Show previous comments (7)
DevExpress Support Team 9 years ago

    Hi Kevin,
    Thank you for the update. You've found a solution for the second question faster than I prepared a suggestion for you.
    You are right - you can convert the properties to auto-implemented using two ways: you can enable the "Make properties auto-implemented" option in Code CleanUp and you can use the "Convert to auto-implemented property (convert all)" refactoring menu item. Both of these ways should produce the result you need.

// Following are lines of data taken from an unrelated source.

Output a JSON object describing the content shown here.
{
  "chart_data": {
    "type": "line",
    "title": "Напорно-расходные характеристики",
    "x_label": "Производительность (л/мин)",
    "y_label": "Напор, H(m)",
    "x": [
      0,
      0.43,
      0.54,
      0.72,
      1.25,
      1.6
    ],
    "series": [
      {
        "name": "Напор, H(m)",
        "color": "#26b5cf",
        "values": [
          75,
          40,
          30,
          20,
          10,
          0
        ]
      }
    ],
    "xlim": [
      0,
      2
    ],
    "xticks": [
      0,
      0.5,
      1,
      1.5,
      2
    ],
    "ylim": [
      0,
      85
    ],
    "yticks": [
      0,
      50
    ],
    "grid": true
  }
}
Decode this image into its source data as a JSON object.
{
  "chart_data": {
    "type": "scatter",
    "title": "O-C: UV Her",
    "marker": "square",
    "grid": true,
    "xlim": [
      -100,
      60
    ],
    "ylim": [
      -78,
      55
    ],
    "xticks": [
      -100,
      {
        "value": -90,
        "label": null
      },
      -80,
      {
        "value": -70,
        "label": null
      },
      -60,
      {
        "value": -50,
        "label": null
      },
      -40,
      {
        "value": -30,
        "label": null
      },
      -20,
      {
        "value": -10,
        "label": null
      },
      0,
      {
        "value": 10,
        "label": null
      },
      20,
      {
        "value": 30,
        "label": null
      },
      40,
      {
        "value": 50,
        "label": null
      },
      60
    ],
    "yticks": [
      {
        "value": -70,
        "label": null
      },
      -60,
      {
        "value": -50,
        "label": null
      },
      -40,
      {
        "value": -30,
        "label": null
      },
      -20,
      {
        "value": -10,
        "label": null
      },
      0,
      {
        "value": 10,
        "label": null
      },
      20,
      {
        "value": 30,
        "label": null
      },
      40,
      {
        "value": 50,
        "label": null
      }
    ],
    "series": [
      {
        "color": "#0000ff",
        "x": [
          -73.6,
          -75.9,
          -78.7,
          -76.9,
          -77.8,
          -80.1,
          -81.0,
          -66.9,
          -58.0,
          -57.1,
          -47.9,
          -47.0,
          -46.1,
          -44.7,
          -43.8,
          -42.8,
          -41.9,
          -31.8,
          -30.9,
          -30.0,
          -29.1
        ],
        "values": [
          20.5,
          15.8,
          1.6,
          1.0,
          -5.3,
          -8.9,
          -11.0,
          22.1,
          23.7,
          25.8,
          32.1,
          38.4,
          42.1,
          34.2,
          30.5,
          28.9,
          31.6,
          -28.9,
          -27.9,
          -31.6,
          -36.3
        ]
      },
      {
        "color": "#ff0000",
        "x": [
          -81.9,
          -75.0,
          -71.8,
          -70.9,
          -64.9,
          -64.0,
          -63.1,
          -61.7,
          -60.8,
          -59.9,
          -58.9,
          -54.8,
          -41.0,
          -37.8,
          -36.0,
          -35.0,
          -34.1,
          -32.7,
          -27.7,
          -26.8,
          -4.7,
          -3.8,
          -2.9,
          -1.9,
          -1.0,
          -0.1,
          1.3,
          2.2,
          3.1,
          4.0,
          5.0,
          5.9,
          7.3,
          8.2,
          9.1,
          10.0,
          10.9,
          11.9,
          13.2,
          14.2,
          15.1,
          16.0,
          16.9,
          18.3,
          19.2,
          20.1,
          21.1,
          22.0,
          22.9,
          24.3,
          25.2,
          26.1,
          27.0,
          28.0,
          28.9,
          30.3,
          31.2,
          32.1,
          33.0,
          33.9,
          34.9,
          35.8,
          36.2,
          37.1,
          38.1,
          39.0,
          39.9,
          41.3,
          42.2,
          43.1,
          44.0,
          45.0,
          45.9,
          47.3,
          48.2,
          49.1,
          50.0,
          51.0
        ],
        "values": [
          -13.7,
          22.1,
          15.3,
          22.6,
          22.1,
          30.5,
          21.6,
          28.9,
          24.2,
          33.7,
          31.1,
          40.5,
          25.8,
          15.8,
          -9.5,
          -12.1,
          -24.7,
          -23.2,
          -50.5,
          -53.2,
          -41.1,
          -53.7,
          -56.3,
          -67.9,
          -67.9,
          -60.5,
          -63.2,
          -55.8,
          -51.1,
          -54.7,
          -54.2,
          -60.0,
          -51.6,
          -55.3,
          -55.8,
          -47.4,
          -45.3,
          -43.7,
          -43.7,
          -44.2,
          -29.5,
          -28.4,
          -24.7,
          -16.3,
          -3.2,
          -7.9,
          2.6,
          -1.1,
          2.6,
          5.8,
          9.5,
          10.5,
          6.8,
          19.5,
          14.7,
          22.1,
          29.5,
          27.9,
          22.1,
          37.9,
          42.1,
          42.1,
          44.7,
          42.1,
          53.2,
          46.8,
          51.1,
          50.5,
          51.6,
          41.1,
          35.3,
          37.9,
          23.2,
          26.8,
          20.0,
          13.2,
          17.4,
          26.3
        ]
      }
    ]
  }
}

    Please contact us if you face any difficulties using our product. The information you share is very important to us.

    KO KO
    Kevin O'Donovan 8 years ago

      I've just installed the September patch to VS2015 update 3, and code cleanup is no long converting the properties mentioned above to auto-implemented

      So lets say you have a class like this one:

      Visual Basic
      Public Class CRTest Public Property ExemptionCertificate As String Get Throw New NotImplementedException() End Get Set(value As String) Throw New NotImplementedException() End Set End Property End Class

      Convert to auto-implemented is enabled in code cleanup, but it doesn't do anything with the property in the above example. A regular property with a backing variable is correctly transformed. If I explicitly invoke the convert to auto implemented property refactoring on it then it does work, but since my prime use for this is to fix a bunch of properties created when implementing an interface, this would be a tedious way to handle it.

      Also relevant, I suspect: If I add the single backed property I described above, and invoke the refactoring menu, I don't get the "all" variant of the refactoring. If add a second backed property and invoke the menu I *do* get the "all" variant. Looks like the NotImplementedException properties are now being excluded from whatever filter you are applying to detect if there are single or multiple candidate properties

      DevExpress Support Team 8 years ago

        Hello,

        I've created a separate ticket on your behalf (Code Cleanup is no longer converting non-implemented properties to autoimplemented). It has been placed in our processing queue and will be answered shortly.